Melden sich denn genügend Freiwillige für den Tag?
Ja, es kommen viele Kolleg*innen. Köch*innen, Barleute und Service-Kräfte melden sich rege an diesem Tag, obwohl sie ja Heiligabend auch mit ihren Familien zusammen sitzen könnten. Es ist einfach ein nettes Zusammenkommen und die Gewissheit, dass man das Stück Normalität weitergibt. In den Jahren habe ich viele Menschen kennengelernt – auch ihre Erfolgsgeschichten.
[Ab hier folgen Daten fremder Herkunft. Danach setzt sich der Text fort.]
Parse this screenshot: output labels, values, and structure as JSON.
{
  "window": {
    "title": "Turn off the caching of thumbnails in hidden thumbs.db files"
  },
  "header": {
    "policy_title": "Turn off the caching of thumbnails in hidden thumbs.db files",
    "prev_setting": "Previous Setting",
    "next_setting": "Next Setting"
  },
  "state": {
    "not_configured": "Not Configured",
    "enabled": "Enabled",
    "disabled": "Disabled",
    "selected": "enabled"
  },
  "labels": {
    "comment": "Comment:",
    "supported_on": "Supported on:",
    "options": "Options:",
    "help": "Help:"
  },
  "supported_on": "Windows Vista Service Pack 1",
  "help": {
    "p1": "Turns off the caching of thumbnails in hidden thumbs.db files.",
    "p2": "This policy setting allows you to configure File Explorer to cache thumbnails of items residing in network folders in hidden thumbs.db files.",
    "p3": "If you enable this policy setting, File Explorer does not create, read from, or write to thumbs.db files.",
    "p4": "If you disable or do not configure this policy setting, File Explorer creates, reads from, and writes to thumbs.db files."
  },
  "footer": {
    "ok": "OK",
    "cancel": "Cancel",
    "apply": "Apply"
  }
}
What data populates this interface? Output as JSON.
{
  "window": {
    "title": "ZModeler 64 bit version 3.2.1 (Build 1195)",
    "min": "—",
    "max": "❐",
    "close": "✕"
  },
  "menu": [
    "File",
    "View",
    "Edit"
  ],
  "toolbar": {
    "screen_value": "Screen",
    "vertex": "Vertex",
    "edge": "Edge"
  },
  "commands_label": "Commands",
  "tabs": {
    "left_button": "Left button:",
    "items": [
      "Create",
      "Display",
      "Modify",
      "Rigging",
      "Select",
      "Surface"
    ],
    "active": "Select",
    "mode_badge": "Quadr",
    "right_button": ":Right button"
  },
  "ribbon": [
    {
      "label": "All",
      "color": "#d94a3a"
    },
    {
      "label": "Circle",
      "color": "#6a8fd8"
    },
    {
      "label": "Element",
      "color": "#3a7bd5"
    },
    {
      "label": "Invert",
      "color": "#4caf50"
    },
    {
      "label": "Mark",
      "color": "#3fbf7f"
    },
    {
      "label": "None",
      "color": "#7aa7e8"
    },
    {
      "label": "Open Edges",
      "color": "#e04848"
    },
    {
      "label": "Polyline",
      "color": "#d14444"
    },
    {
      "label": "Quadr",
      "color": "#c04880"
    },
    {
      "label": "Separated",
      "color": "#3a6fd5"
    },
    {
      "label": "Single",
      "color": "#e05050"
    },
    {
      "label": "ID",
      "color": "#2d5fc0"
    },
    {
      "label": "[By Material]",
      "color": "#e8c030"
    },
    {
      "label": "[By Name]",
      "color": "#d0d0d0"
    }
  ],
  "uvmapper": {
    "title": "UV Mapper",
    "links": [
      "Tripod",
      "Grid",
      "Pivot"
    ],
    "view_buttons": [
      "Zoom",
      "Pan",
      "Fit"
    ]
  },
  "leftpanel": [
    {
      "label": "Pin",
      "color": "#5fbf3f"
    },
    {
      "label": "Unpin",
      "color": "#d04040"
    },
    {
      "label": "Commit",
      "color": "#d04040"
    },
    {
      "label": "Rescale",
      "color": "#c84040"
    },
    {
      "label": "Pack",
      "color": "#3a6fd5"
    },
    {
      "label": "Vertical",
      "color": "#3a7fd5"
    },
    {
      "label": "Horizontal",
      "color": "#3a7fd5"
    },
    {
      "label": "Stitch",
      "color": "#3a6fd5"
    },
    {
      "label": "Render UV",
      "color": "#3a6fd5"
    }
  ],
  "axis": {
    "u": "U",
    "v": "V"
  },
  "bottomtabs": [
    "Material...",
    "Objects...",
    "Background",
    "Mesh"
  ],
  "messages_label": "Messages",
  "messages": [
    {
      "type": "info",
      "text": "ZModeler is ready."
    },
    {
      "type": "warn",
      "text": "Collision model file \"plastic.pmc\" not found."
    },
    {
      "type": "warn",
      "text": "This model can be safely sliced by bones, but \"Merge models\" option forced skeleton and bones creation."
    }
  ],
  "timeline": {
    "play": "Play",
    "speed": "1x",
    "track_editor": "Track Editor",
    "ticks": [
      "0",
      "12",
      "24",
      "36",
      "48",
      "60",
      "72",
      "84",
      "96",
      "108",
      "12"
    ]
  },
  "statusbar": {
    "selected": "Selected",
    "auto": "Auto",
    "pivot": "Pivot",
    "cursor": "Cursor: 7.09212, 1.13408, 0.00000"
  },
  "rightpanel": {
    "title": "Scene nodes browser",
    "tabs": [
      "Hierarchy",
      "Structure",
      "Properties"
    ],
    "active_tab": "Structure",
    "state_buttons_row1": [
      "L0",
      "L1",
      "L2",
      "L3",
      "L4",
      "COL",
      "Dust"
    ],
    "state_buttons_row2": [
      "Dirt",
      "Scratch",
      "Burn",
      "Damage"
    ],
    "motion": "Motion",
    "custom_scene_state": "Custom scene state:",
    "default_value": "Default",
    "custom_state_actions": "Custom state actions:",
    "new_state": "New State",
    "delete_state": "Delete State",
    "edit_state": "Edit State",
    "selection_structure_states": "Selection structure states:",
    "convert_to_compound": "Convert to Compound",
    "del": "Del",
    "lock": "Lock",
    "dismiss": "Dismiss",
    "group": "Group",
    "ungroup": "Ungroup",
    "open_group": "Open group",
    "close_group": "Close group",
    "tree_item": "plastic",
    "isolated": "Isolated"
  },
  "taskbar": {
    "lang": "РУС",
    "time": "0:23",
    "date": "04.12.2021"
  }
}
Gemeinsames Weihnachtsessen für Wohnungslose und Bedürftige: ab 12 Uhr, Hofbräu Wirtshaus, Am Speersort 1
Die da wären?
Viele kommen jedes Jahr wieder gerne zu uns. Erst vor zwei Wochen haben wir von einer Dame, die nun nicht mehr obdachlos ist, ein Geschenk als Dank bekommen. Sie war uns aber so dankbar für das Essen im vergangenen Jahr, dass sie sich einfach melden musste.
Gibt es auch Geschenke?
Ja. Es sind meist Geschenke, die jeder gebrauchen kann. Eine Wunschliste wird nicht abgearbeitet und trotzdem freuen sich die Menschen sehr darüber, dass an sie gedacht wird. Ermöglicht wird das auch durch die Zürcher-Versicherungsgruppe, die unter anderem Geschenke für alle Gäste bereitlegt. Mit dabei sind aber auch Spenden von Privatleuten.